Luis Muriel - foto Ansa

Il Foglio sportivo

Il gol più bello del 2023 l'ha segnato Luis Muriel

Giuseppe Pastore

C'è tecnica e sentimento nel colpo di tacco con cui l'attaccante ha sorpreso Maignan al minuto 95 di Atalanta-Milan del 9 dicembre. Ecco due ragioni per cui è il miglior tiro dell'anno

Il gol più bello e più gratificante del 2023 lo ha segnato Luis Muriel al minuto 95 di Atalanta-Milan del 9 dicembre. È il gol più bello dell’anno per almeno due ragioni.

La prima ragione è di natura tecnica. Entrato da pochi minuti con la consueta indole da gatto del Bengala che gioca col gomitolo, è Muriel stesso ad avviare l’azione, scaricando su Koopmeiners per poi puntare con decisione l’area, mentre la palla viaggia da Koopmeiners a Miranchuk, che la fa passare oltre Tomori pescando Muriel che ha seguito benissimo tutto il discorso, certamente meglio dello sprovveduto Adli che se lo vede sfilare davanti. Il controllo orientato è ottimo, tuttavia l’angolo di tiro è molto stretto, ulteriormente ridotto da Maignan che deve badare solo a coprire il primo palo. Impossibile che Muriel, con il corpo in quella posizione, riesca a piazzargliela sul secondo palo. Impossibile, a meno che... a meno che Muriel peschi dal cilindro una soluzione tecnica sconosciuta ai pensieri del 99 per cento dei suoi colleghi di Serie A, che opterebbero banalmente per la stangata fortissima sul primo palo, schiantandosi quasi certamente sulla marmorea opposizione di Maignan. Invece Muriel ha la geniale lucidità di pensare che le Indie si possano raggiungere anche navigando verso Ovest: volge le spalle alla porta e al mondo intero e con il tacco del piede destro s’inventa un colpo da biliardo impensabile che ha anche il pregio di appagare il pubblico da un punto di vista estetico. Non è un semplice gol decisivo al 95’ di uno scontro diretto per l’Europa: è anche un gesto tecnico di sontuosa pigrizia eseguito con l’onnipotenza stilistica di quelli che a biliardo mandano la palla in buca facendosi passare la stecca dietro la schiena. L’abusata battuta di George Best a Johan Cruijff (“Tu sei il più forte, ma solo perché io non ho tempo”) trova in questa giocata piena applicazione. Un colpo di scena che si colloca tra il genio pigro di un Savicevic e la cattiveria di un puntero sudamericano, per esempio un Luis Suarez cui un numero del genere era riuscito in un Barcellona-Mallorca del 2019.

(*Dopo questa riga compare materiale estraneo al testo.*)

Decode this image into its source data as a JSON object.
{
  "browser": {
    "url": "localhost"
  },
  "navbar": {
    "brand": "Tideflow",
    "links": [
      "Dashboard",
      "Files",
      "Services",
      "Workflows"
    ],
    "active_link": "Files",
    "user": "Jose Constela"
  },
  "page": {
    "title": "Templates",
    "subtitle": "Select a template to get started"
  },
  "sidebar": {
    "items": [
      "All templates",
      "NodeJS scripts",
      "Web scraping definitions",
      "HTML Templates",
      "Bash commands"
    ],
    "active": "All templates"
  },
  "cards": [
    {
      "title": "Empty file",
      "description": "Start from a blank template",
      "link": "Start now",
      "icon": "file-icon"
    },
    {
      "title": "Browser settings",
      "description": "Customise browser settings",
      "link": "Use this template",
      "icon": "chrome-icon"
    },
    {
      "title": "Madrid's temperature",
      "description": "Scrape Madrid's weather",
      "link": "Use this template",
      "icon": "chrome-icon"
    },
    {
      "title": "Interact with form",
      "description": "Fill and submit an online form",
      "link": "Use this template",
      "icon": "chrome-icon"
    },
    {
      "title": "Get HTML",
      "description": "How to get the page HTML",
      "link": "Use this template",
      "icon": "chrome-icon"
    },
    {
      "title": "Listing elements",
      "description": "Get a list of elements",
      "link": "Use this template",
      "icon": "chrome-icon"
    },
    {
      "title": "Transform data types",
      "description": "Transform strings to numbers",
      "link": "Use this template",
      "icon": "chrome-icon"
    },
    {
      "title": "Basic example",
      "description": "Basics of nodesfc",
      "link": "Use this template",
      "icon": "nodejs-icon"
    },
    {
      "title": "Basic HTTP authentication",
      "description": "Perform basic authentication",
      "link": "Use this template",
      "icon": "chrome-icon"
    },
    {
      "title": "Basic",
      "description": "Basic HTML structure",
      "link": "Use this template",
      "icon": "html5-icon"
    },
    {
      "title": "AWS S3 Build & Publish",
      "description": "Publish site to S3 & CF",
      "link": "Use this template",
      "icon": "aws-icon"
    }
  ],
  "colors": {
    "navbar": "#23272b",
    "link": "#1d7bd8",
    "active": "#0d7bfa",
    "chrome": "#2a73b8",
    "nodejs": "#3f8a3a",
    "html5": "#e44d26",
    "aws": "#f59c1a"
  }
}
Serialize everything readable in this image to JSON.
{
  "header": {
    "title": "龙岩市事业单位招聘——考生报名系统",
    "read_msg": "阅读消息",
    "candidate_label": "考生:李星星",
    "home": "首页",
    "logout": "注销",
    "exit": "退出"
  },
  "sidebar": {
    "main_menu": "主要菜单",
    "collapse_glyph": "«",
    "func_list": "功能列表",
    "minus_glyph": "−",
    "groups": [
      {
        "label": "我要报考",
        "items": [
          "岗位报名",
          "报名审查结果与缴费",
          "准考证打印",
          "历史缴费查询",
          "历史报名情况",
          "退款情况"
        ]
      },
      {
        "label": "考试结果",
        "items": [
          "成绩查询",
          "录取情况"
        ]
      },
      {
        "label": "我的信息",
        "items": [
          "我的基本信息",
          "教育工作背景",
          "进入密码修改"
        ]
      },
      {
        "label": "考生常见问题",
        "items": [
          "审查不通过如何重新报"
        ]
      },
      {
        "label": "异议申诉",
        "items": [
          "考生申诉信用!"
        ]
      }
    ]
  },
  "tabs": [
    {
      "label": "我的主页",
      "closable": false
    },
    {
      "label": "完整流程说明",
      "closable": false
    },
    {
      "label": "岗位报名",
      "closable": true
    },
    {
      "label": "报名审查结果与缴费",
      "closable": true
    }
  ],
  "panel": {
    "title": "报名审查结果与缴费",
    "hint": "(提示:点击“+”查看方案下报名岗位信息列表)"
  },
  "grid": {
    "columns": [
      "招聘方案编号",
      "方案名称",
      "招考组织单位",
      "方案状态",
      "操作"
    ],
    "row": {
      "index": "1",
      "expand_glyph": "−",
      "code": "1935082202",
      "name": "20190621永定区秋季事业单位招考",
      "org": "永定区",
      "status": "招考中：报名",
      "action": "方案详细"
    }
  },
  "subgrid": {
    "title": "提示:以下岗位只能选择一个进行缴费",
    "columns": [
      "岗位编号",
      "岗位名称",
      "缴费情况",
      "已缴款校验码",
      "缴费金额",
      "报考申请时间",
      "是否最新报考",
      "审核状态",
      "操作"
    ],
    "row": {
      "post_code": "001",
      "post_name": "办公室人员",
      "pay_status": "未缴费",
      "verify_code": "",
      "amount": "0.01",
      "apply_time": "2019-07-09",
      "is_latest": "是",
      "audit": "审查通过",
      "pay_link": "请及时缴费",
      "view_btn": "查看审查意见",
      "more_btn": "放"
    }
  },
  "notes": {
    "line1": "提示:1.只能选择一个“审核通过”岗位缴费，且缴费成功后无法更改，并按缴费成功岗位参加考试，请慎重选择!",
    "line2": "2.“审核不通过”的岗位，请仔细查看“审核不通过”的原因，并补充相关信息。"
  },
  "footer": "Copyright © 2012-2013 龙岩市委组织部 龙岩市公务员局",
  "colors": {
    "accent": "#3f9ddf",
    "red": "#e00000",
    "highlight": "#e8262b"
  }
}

È il gol numero 102 di Muriel in Serie A, ma da come esulta è chiaro che è uno di quelli che gli ha dato più gusto: inizia ad agitare la mano destra come se stesse sbattendo lo zabaione, in segno di estrema soddisfazione, mentre dribbla tutti i compagni che provano ad abbracciarlo. Davanti a un gol del genere non valgono i pensieri mediocri da social-frustrati che accompagnano per esempio un gol da centrocampo (“ma Dimarco voleva crossare o tirare?”) o una rovesciata (“se Ngonge la rifà altre cento volte la palla finisce al secondo anello”). Nossignori, si può solo alzarsi e applaudire. Anche perché, per ribadire il concetto, Muriel continuerà a esibirsi per tutta la settimana: due giorni dopo a Zingonia in allenamento, con un gol identico catturato purtroppo solo dalle telecamere interne, e il giovedì successivo, in Europa League contro i polacchi del Rakow, due volte in tre secondi, la seconda colpendo il palo.

La seconda ragione è sentimentale. È vero, si è trattato di un gol di importanza capitale nel breve periodo; ma al momento in cui scriviamo l’Atalanta è ottava, avviluppata in un campionato senza capo né coda, chiaramente distratta dal pensiero dell’Europa, per alzare finalmente qualche coppa per nobilitare l’intero ciclo gasperiniano. Una settimana fa ha perso a Bologna 1-0 e nella mezz’ora che ha avuto a disposizione Muriel ha sbagliato praticamente ogni pallone. Gol del genere non hanno alcun potere balsamico o taumaturgico su chi li realizza; non svoltano le carriere, non stanno lì a indicare che “un altro calcio è possibile”. Prendiamoli semplicemente per quello che sono: bagliori inspiegabili di bellezza indicibile, aurore boreali che ci piombano tra capo e collo in un qualunque sabato pomeriggio pre-natalizio, e se non siamo pronti a fermare l’attivo, dopo trenta secondi già non ci sono più.